These Are the 3 Essential Steps to Take Before Contacting Venture Capitalists

These Are the 3 Essential Steps to Take Before Contacting Venture Capitalists

Learn to do them and you’ll be a much more efficient fundraiser

These Are the 3 Essential Steps to Take Before Contacting Venture Capitalists
Photo by NoWah Bartscher on Unsplash

Good venture capitalists are keenly aware that the world has a vast variety of markets. They also understand that nobody can possibly be an expert in every one of them. Heck, nobody can be an expert in more than a few of them. As a result, and because they’re basically gambling enormous amounts of money, they do everything they can to increase the odds of success. This is what leads them to develop an investment thesis.

An investment thesis is a VC’s custom-tailored strategy that leverages his or her personal knowledge of business, markets, technologies, and so on to predict what startup investments are most likely to generate a strong ROI.
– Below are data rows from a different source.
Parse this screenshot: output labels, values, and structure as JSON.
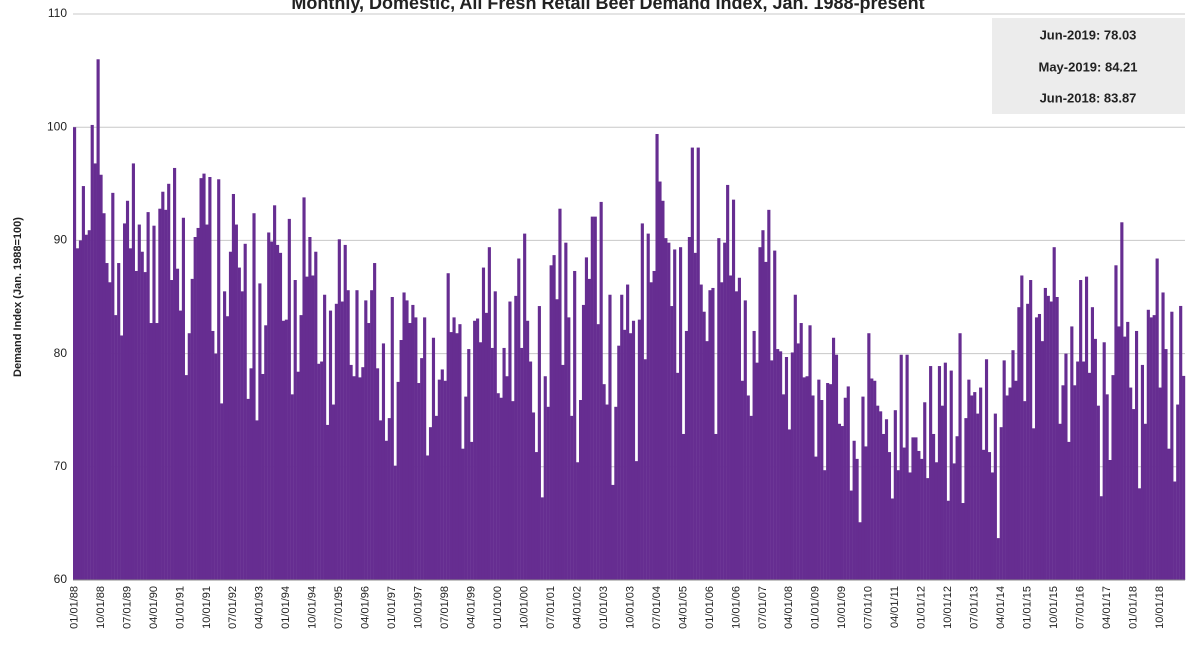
{
  "chart_data": {
    "type": "bar",
    "title": "Monthly, Domestic, All Fresh Retail Beef Demand Index, Jan. 1988-present",
    "y_label": "Demand Index (Jan. 1988=100)",
    "annotations": [
      "Jun-2019: 78.03",
      "May-2019: 84.21",
      "Jun-2018: 83.87"
    ],
    "color": "#662d91",
    "grid": true,
    "ylim": [
      60,
      110
    ],
    "yticks": [
      60,
      70,
      80,
      90,
      100,
      110
    ],
    "categories": [
      "01/01/88",
      null,
      null,
      null,
      null,
      null,
      null,
      null,
      null,
      "10/01/88",
      null,
      null,
      null,
      null,
      null,
      null,
      null,
      null,
      "07/01/89",
      null,
      null,
      null,
      null,
      null,
      null,
      null,
      null,
      "04/01/90",
      null,
      null,
      null,
      null,
      null,
      null,
      null,
      null,
      "01/01/91",
      null,
      null,
      null,
      null,
      null,
      null,
      null,
      null,
      "10/01/91",
      null,
      null,
      null,
      null,
      null,
      null,
      null,
      null,
      "07/01/92",
      null,
      null,
      null,
      null,
      null,
      null,
      null,
      null,
      "04/01/93",
      null,
      null,
      null,
      null,
      null,
      null,
      null,
      null,
      "01/01/94",
      null,
      null,
      null,
      null,
      null,
      null,
      null,
      null,
      "10/01/94",
      null,
      null,
      null,
      null,
      null,
      null,
      null,
      null,
      "07/01/95",
      null,
      null,
      null,
      null,
      null,
      null,
      null,
      null,
      "04/01/96",
      null,
      null,
      null,
      null,
      null,
      null,
      null,
      null,
      "01/01/97",
      null,
      null,
      null,
      null,
      null,
      null,
      null,
      null,
      "10/01/97",
      null,
      null,
      null,
      null,
      null,
      null,
      null,
      null,
      "07/01/98",
      null,
      null,
      null,
      null,
      null,
      null,
      null,
      null,
      "04/01/99",
      null,
      null,
      null,
      null,
      null,
      null,
      null,
      null,
      "01/01/00",
      null,
      null,
      null,
      null,
      null,
      null,
      null,
      null,
      "10/01/00",
      null,
      null,
      null,
      null,
      null,
      null,
      null,
      null,
      "07/01/01",
      null,
      null,
      null,
      null,
      null,
      null,
      null,
      null,
      "04/01/02",
      null,
      null,
      null,
      null,
      null,
      null,
      null,
      null,
      "01/01/03",
      null,
      null,
      null,
      null,
      null,
      null,
      null,
      null,
      "10/01/03",
      null,
      null,
      null,
      null,
      null,
      null,
      null,
      null,
      "07/01/04",
      null,
      null,
      null,
      null,
      null,
      null,
      null,
      null,
      "04/01/05",
      null,
      null,
      null,
      null,
      null,
      null,
      null,
      null,
      "01/01/06",
      null,
      null,
      null,
      null,
      null,
      null,
      null,
      null,
      "10/01/06",
      null,
      null,
      null,
      null,
      null,
      null,
      null,
      null,
      "07/01/07",
      null,
      null,
      null,
      null,
      null,
      null,
      null,
      null,
      "04/01/08",
      null,
      null,
      null,
      null,
      null,
      null,
      null,
      null,
      "01/01/09",
      null,
      null,
      null,
      null,
      null,
      null,
      null,
      null,
      "10/01/09",
      null,
      null,
      null,
      null,
      null,
      null,
      null,
      null,
      "07/01/10",
      null,
      null,
      null,
      null,
      null,
      null,
      null,
      null,
      "04/01/11",
      null,
      null,
      null,
      null,
      null,
      null,
      null,
      null,
      "01/01/12",
      null,
      null,
      null,
      null,
      null,
      null,
      null,
      null,
      "10/01/12",
      null,
      null,
      null,
      null,
      null,
      null,
      null,
      null,
      "07/01/13",
      null,
      null,
      null,
      null,
      null,
      null,
      null,
      null,
      "04/01/14",
      null,
      null,
      null,
      null,
      null,
      null,
      null,
      null,
      "01/01/15",
      null,
      null,
      null,
      null,
      null,
      null,
      null,
      null,
      "10/01/15",
      null,
      null,
      null,
      null,
      null,
      null,
      null,
      null,
      "07/01/16",
      null,
      null,
      null,
      null,
      null,
      null,
      null,
      null,
      "04/01/17",
      null,
      null,
      null,
      null,
      null,
      null,
      null,
      null,
      "01/01/18",
      null,
      null,
      null,
      null,
      null,
      null,
      null,
      null,
      "10/01/18",
      null,
      null,
      null,
      null,
      null,
      null,
      null,
      null
    ],
    "values": [
      100,
      89.3,
      90,
      94.8,
      90.5,
      90.9,
      100.2,
      96.8,
      106,
      95.8,
      92.4,
      88,
      86.3,
      94.2,
      83.4,
      88,
      81.6,
      91.5,
      93.5,
      89.3,
      96.8,
      87.3,
      91.4,
      89,
      87.2,
      92.5,
      82.7,
      91.3,
      82.7,
      92.8,
      94.3,
      92.7,
      95,
      86.5,
      96.4,
      87.5,
      83.8,
      92,
      78.1,
      81.8,
      86.6,
      90.3,
      91.1,
      95.5,
      95.9,
      91.4,
      95.6,
      82,
      80,
      95.4,
      75.6,
      85.5,
      83.3,
      89,
      94.1,
      91.4,
      87.6,
      85.5,
      89.7,
      76,
      78.7,
      92.4,
      74.1,
      86.2,
      78.2,
      82.5,
      90.7,
      89.9,
      93.1,
      89.6,
      88.9,
      82.9,
      83,
      91.9,
      76.4,
      86.5,
      78.4,
      83.4,
      93.8,
      86.8,
      90.3,
      86.9,
      89,
      79.1,
      79.3,
      85.2,
      73.7,
      83.8,
      75.5,
      84.4,
      90.1,
      84.6,
      89.6,
      85.6,
      79,
      78,
      85.6,
      77.9,
      78.8,
      84.7,
      82.7,
      85.6,
      88,
      78.7,
      74.1,
      80.9,
      72.3,
      74.3,
      85,
      70.1,
      77.5,
      81.2,
      85.4,
      84.7,
      82.7,
      84.3,
      83.2,
      77.4,
      79.6,
      83.2,
      71,
      73.5,
      81.4,
      74.5,
      77.7,
      78.6,
      77.6,
      87.1,
      81.9,
      83.2,
      81.8,
      82.6,
      71.6,
      76.2,
      80.4,
      72.2,
      82.9,
      83.1,
      81,
      87.6,
      83.6,
      89.4,
      80.5,
      85.5,
      76.5,
      76.1,
      80.5,
      78,
      84.6,
      75.8,
      85.1,
      88.4,
      80.5,
      90.6,
      82.9,
      79.3,
      74.8,
      71.3,
      84.2,
      67.3,
      78,
      75.3,
      87.8,
      88.7,
      84.8,
      92.8,
      79,
      89.8,
      83.2,
      74.5,
      87.3,
      70.4,
      75.9,
      84.3,
      88.5,
      86.6,
      92.1,
      92.1,
      82.6,
      93.4,
      77.3,
      75.5,
      85.2,
      68.4,
      75.3,
      80.7,
      85.2,
      82.1,
      86.1,
      81.8,
      82.9,
      70.5,
      83,
      91.5,
      79.5,
      90.6,
      86.3,
      87.3,
      99.4,
      95.2,
      93.5,
      90.2,
      89.8,
      84.2,
      89.2,
      78.3,
      89.4,
      72.9,
      82,
      90.3,
      98.2,
      88.9,
      98.2,
      86.1,
      83.7,
      81.1,
      85.6,
      85.8,
      72.9,
      90.2,
      86.3,
      89.8,
      94.9,
      86.9,
      93.6,
      85.5,
      86.7,
      77.6,
      84.7,
      76.3,
      74.5,
      82,
      79.2,
      89.4,
      90.9,
      88.1,
      92.7,
      79.4,
      89.1,
      80.4,
      80.2,
      76.4,
      79.7,
      73.3,
      80.1,
      85.2,
      80.9,
      82.7,
      77.9,
      78,
      82.5,
      76.3,
      70.9,
      77.7,
      75.9,
      69.7,
      77.4,
      77.3,
      81.4,
      79.9,
      73.8,
      73.6,
      76.1,
      77.1,
      67.9,
      72.3,
      70.7,
      65.1,
      76.2,
      71.8,
      81.8,
      77.8,
      77.6,
      75.4,
      74.9,
      72.9,
      74.2,
      71.3,
      67.2,
      75,
      69.7,
      79.9,
      71.7,
      79.9,
      69.5,
      72.6,
      72.6,
      71.4,
      70.7,
      75.7,
      69,
      78.9,
      72.9,
      70.4,
      78.9,
      75.4,
      79.2,
      67,
      78.5,
      70.3,
      72.7,
      81.8,
      66.8,
      74.3,
      77.7,
      76.3,
      76.6,
      74.7,
      77,
      71.5,
      79.5,
      71.3,
      69.5,
      74.7,
      63.7,
      73.5,
      79.4,
      76.3,
      77,
      80.3,
      77.6,
      84.1,
      86.9,
      75.8,
      84.4,
      86.5,
      73.4,
      83.2,
      83.5,
      81.1,
      85.8,
      85.1,
      84.6,
      89.4,
      85,
      73.8,
      77.2,
      80,
      72.2,
      82.4,
      77.2,
      79.3,
      86.5,
      79.3,
      86.8,
      78.3,
      84.1,
      81.3,
      75.4,
      67.4,
      81,
      76.4,
      70.6,
      78.1,
      87.8,
      82.4,
      91.6,
      81.5,
      82.8,
      77,
      75.1,
      82,
      68.1,
      79,
      73.8,
      83.87,
      83.2,
      83.4,
      88.4,
      77,
      85.4,
      80.4,
      71.6,
      83.7,
      68.7,
      75.5,
      84.21,
      78.03
    ]
  }
}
I bring this up because, as an entrepreneur, you need to understand three important things about the concept of an investment thesis.

  1. It is what it is. No matter what you say or how great your pitch is, you’re not going to change a VC’s investment thesis, so don’t try.
  2. Pitching an investor whose thesis doesn’t align with your startup is a waste of time. Don’t do it.
  3. Every investment thesis is unique.

For the moment, this last point — the uniqueness of every investor’s thesis — is the thing I want us to focus on. I realize it’s somewhat of an obvious point since, of course, every person in the world has different perspectives and opinions, but that doesn’t make it unimportant. Instead, the uniqueness of every investor’s investment thesis is one of the biggest challenges entrepreneurs need to overcome when fundraising. It’s the key to determining whether or not an investor is worth pitching.

Because of this, before contacting any VC, you need to figure out that VC’s investment thesis. How are you going to do it?

Here are three steps you need to take in order to understand a VC’s investment thesis before trying to pitch your startup:

Step #1: Research the firm

Professional investors — i.e. venture capitalists — rarely work alone. They’re usually partners in larger firms. Those firms operate under a specific set of criteria that they establish in order to raise money from their limited partners (a.k.a. the people who give VCs all the money they invest in startups).

Every VC firm has an investment thesis. This thesis will generally be more broad than the thesis of any one partner, but it creates a broad set of guidelines for every partner involved in a given fund.

The specific VC you’re pitching will have an investment thesis that falls within the umbrella of the larger VC firm. Because of this, before reaching out to a partner at a firm, make sure the firm, itself, is a good match for your type and stage of startup, For example, if a VC firm only invests in growth-stage clean energy companies and you’re a pre-seed, consumer app, don’t waste your (or their) time.

Step #2: Identify the best partner

Once you’ve determined that a certain VC firm will invest in your type of startup, you need to find the specific partner at the firm with a personal investment thesis that best aligns with your company. Realistically, there should only be one partner at the firm who makes the most sense for your type of startup because, in general, a firm is going to avoid having overlapping/competing partners.

Usually, the specialization of a partner is obvious. For example, if an investor spent 20 years building SaaS marketing tech companies before becoming a VC, that investor is almost certainly going to be focused on SaaS martech companies. As a result, a simple scroll through someone’s LinkedIn bio is going to tell you a lot of what you need to know. At the very least, LinkedIn should tell you enough to figure out which partner(s) to focus on. This will narrow down your target to, at most two or three people.

Step #3: Research previous investments

Now you know the right potential partners to talk with at a VC firm that invest in your type of company. You’re almost ready to reach out.

But wait! Before you press send on that cold intro email you’ve meticulously crafted, spend time reviewing the companies a VC has already led investments on. You can almost always find this information on the VC’s website, LinkedIn, or company websites.

Not only is this going to help ensure you’ve found the right partner, it’s also going to verify that the VC isn’t already invested in one of your competitors. If the VC is invested in a competitor, you won’t raise capital from that firm. Period. End of story. Stop wasting your time and find another investor.